AI and people: strong together or dangerously different?

Transparenz: Redaktionell erstellt und geprüft.
Veröffentlicht am

Researchers at Bielefeld University publish a study on generalization in AI and humanity in Nature Machine Intelligence.

Forschende der Uni Bielefeld veröffentlichen in Nature Machine Intelligence eine Studie zur Generalisierung in KI und Menschlichkeit.
Researchers at Bielefeld University publish a study on generalization in AI and humanity in Nature Machine Intelligence.

AI and people: strong together or dangerously different?

Researchers from cognitive science and artificial intelligence (AI) are the focus of a current study that provides relevant insights into how people adapt to new situations. These insights are crucial because machines often have difficulty reacting to unknown situations. The results were published in the renowned journal Nature Machine Intelligence publishes and presents the interdisciplinary collaboration of over 20 experts, including Dr. Barbara Hammer and Dr. Benjamin Paaßen from the Bielefeld University.

Dr. Barbara Hammer emphasizes that it is essential to understand how AI systems deal with the unknown. This is particularly relevant for applications in areas such as medicine, transportation and decision-making. The study shows that machines generalize intrinsically differently than humans, which is of great importance for human-AI collaboration. The term “generalization” plays a central role here, as it describes the ability to draw conclusions about unknown situations from known information.

Cognitive Science: An Interdisciplinary Field

Cognitive science is an interdisciplinary science that deals with information processing in perception, thinking and decision-making processes. She studies cognition not only in humans, but also in animals and machines. Important disciplines that contribute to cognitive science include psychology, neuroscience, computer science, linguistics, philosophy, anthropology and sociology. The development of this field is often associated with the so-called “cognitive turn,” which took place between the 1940s and 1970s and is considered a reaction to behaviorism.

This study develops a common generalization map that works along three dimensions—understanding, achievement, and evaluation. Benjamin Paaßen explains that the meaning of generalization is fundamentally different for humans and AI. The research aims to design AI systems so that they can better understand and support human values ​​and decision-making logic.

Sustainability and social responsibility

The project, which is being carried out as part of the joint project SAIL - Sustainable Life-Cycle of Intelligent Socio-Technical Systems, aims to make artificial intelligence sustainable, transparent and human-oriented. It is funded by the Ministry of Culture and Science of North Rhine-Westphalia. This interdisciplinary collaboration between cognitive scientists and AI researchers is crucial to aligning technological progress with societal values.
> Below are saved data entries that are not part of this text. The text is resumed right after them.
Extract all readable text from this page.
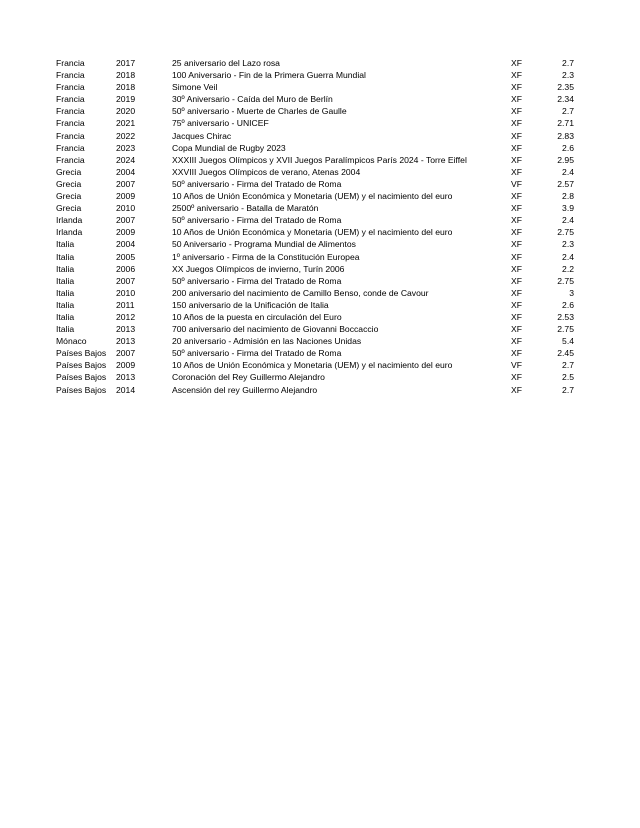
Francia	2017	25 aniversario del Lazo rosa	XF	2.7
Francia	2018	100 Aniversario - Fin de la Primera Guerra Mundial	XF	2.3
Francia	2018	Simone Veil	XF	2.35
Francia	2019	30º Aniversario - Caída del Muro de Berlín	XF	2.34
Francia	2020	50º aniversario - Muerte de Charles de Gaulle	XF	2.7
Francia	2021	75º aniversario - UNICEF	XF	2.71
Francia	2022	Jacques Chirac	XF	2.83
Francia	2023	Copa Mundial de Rugby 2023	XF	2.6
Francia	2024	XXXIII Juegos Olímpicos y XVII Juegos Paralímpicos París 2024 - Torre Eiffel	XF	2.95
Grecia	2004	XXVIII Juegos Olímpicos de verano, Atenas 2004	XF	2.4
Grecia	2007	50º aniversario - Firma del Tratado de Roma	VF	2.57
Grecia	2009	10 Años de Unión Económica y Monetaria (UEM) y el nacimiento del euro	XF	2.8
Grecia	2010	2500º aniversario - Batalla de Maratón	XF	3.9
Irlanda	2007	50º aniversario - Firma del Tratado de Roma	XF	2.4
Irlanda	2009	10 Años de Unión Económica y Monetaria (UEM) y el nacimiento del euro	XF	2.75
Italia	2004	50 Aniversario - Programa Mundial de Alimentos	XF	2.3
Italia	2005	1º aniversario - Firma de la Constitución Europea	XF	2.4
Italia	2006	XX Juegos Olímpicos de invierno, Turín 2006	XF	2.2
Italia	2007	50º aniversario - Firma del Tratado de Roma	XF	2.75
Italia	2010	200 aniversario del nacimiento de Camillo Benso, conde de Cavour	XF	3
Italia	2011	150 aniversario de la Unificación de Italia	XF	2.6
Italia	2012	10 Años de la puesta en circulación del Euro	XF	2.53
Italia	2013	700 aniversario del nacimiento de Giovanni Boccaccio	XF	2.75
Mónaco	2013	20 aniversario - Admisión en las Naciones Unidas	XF	5.4
Países Bajos	2007	50º aniversario - Firma del Tratado de Roma	XF	2.45
Países Bajos	2009	10 Años de Unión Económica y Monetaria (UEM) y el nacimiento del euro	VF	2.7
Países Bajos	2013	Coronación del Rey Guillermo Alejandro	XF	2.5
Países Bajos	2014	Ascensión del rey Guillermo Alejandro	XF	2.7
For the development of these technical systems, it is equally important to address the challenges of misinformation in digital environments. The fight against misleading information, particularly in the context of health information, is another significant issue that brings together experts from different disciplines. Raising awareness of this issue is crucial to increasing public trust in AI applications.

The original publication entitled “Aligning Generalization Between Humans and Machines” was published on September 15, 2025 Nature Machine Intelligence published. This study is not only another chapter in cognitive research, but also sheds light on the urgently needed interaction between humans and machines in an increasingly technological world.